Think: buzzards, eagles and snakes, notably Cape Cobras.
Resting on its hind legs, the meerkat basks in the sunshine. "He's absorbing heat in his solar panel," says Devey, almost Attenborough-esquely. "Meerkats don't have much fat, so they rely on the sun to get their metabolisms going; a bit like reptiles."
Camera clicks abound, but we keep as still as possible. Devey had already warned us that meerkats are sensitive to movement. "If you stay reasonably still, the meerkats will treat you as part of the vegetation. If you move, you're a big threat, and they'll disappear underground."

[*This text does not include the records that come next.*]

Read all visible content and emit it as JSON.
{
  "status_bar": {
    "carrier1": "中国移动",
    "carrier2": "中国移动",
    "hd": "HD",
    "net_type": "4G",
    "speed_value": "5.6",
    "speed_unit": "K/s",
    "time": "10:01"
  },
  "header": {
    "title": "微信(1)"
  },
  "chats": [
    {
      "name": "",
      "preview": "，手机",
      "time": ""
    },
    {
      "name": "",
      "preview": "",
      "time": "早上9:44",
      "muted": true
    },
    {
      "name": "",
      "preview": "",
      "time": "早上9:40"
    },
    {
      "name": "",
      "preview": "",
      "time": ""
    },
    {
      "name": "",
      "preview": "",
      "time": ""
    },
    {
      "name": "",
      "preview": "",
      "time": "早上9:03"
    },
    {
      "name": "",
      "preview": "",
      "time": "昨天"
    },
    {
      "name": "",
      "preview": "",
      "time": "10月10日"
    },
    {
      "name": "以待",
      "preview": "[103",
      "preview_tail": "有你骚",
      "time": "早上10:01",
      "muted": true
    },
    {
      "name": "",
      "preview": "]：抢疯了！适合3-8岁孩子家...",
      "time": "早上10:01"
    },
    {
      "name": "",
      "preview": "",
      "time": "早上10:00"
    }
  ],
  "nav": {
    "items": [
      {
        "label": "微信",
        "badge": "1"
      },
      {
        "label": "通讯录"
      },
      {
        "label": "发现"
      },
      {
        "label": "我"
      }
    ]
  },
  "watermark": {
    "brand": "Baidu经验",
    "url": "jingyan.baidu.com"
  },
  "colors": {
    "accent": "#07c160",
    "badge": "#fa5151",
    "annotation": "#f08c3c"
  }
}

One at a time, amid faint chirrups, more meerkats appear. Soon enough, 10 are standing in a curved line, little paws by their sides, soaking up the sun's rays. Despite the gruesome stories Devey has told us, they look wonderfully cuddly. Judging by the "aahs", I suspect some tourists would like to adopt them.
But Devey says: "Meerkats make the worst pets. I've heard from people who've had their houses wrecked by them; their leather sofas ripped up and carpets splashed in urine. Meerkats are wild animals and we should respect that."
After 20 minutes of toasting in the sun, the meerkats start to disperse. Some are tussling. Others are burrowing. A few vanish back into the subterranean hovels.
"Each day, the young meerkats arrange a pecking order and do their chores. Some will do the housekeeping, tidying up. Others will forage for breakfast. Some males will rove and try to search for a mate."
I ask Devey about their diet. "Meerkats are a bit like the Chinese," he replies. "They'll eat anything: bugs, spiders, bird's eggs, centipedes, small snakes ..."
Suitably warmed up, and feeling peckish ourselves, we leave the meerkats to it. Travellers may flock to Africa to see the 'Big Five', but sometimes it's the smaller animals that really stick in the memory.